As of November 2014, the National Weather Service website has three ways to check the snowfall of a particular area, including the Snow and Ice section of the National Climatic Data Center, local climate weather reports, and national snow and ice charts. Each portion of the NWS's website delivers snowfall data in a different way.

The Snow and Ice portion of the NCDC contains links to recent snowfall and snow depths that go back seven days. These maps are by state or for the entire United States. The regional snowfall index notes the impacts of huge snowstorms that affect the eastern two-thirds of the United States. The RSI categorizes storms using a one-through-five numbering scheme similar to that used for hurricanes. Snow cover maps and daily snowfall reports show data for snowfall throughout North America.

Local climate reports give detailed aspects of weather reported on a certain day, month or year.

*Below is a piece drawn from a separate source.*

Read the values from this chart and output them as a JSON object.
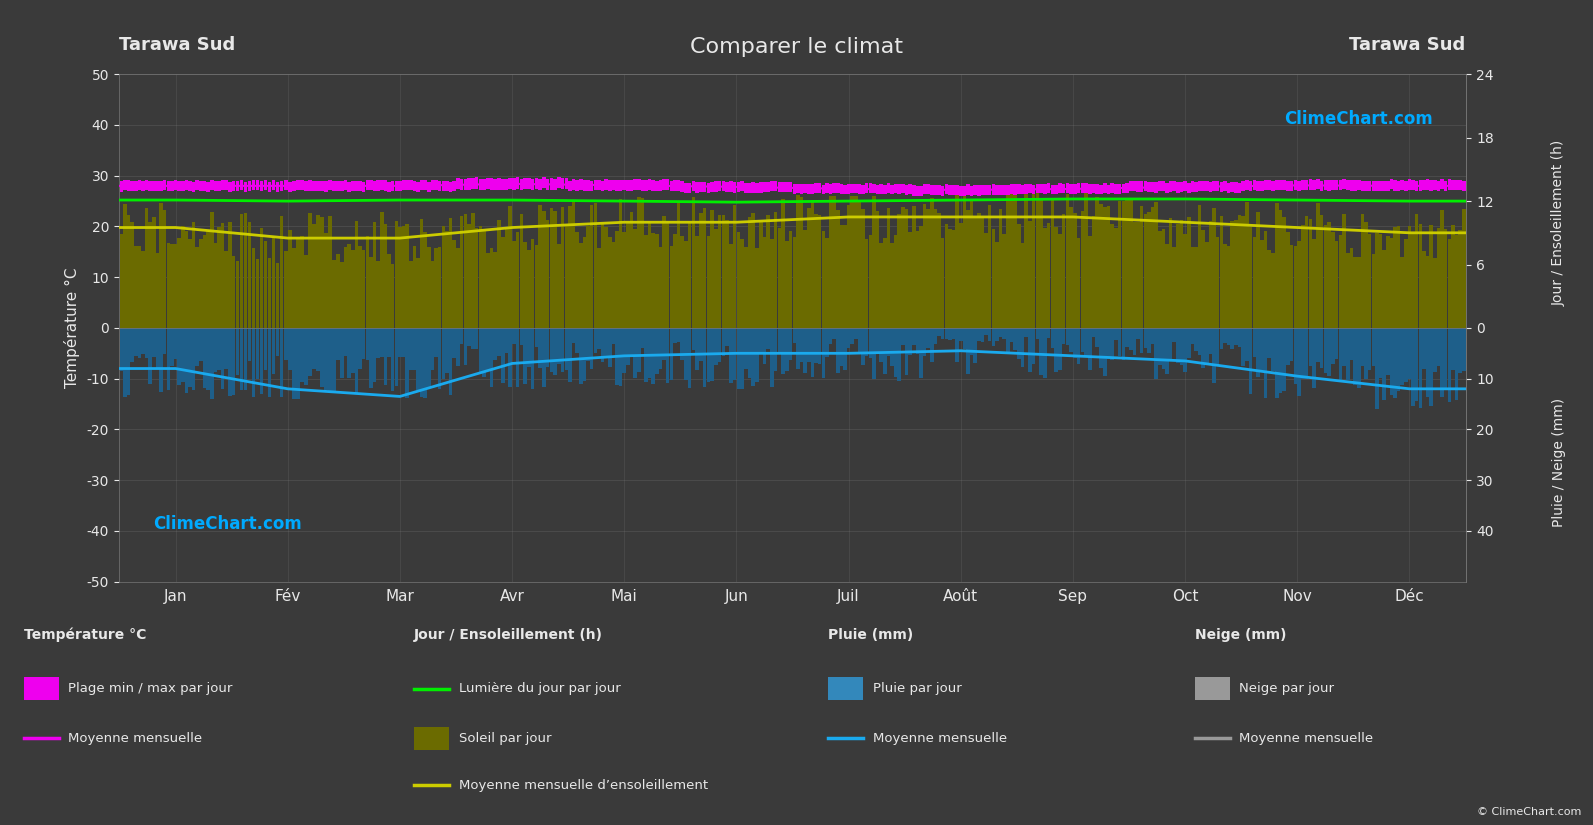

For example, the St. Louis weather station has daily climate reports for two months. Annual climate reports summarize annual precipitation totals for a local area, a figure that also includes annual snowfall totals. Regional summaries go back one full calendar year.

The NCDC also features the National Snow and Ice Report, which is published monthly and is archived back to 2002. Each report includes weather maps, notes on snow cover and any record snowfalls that occurred during that particular month.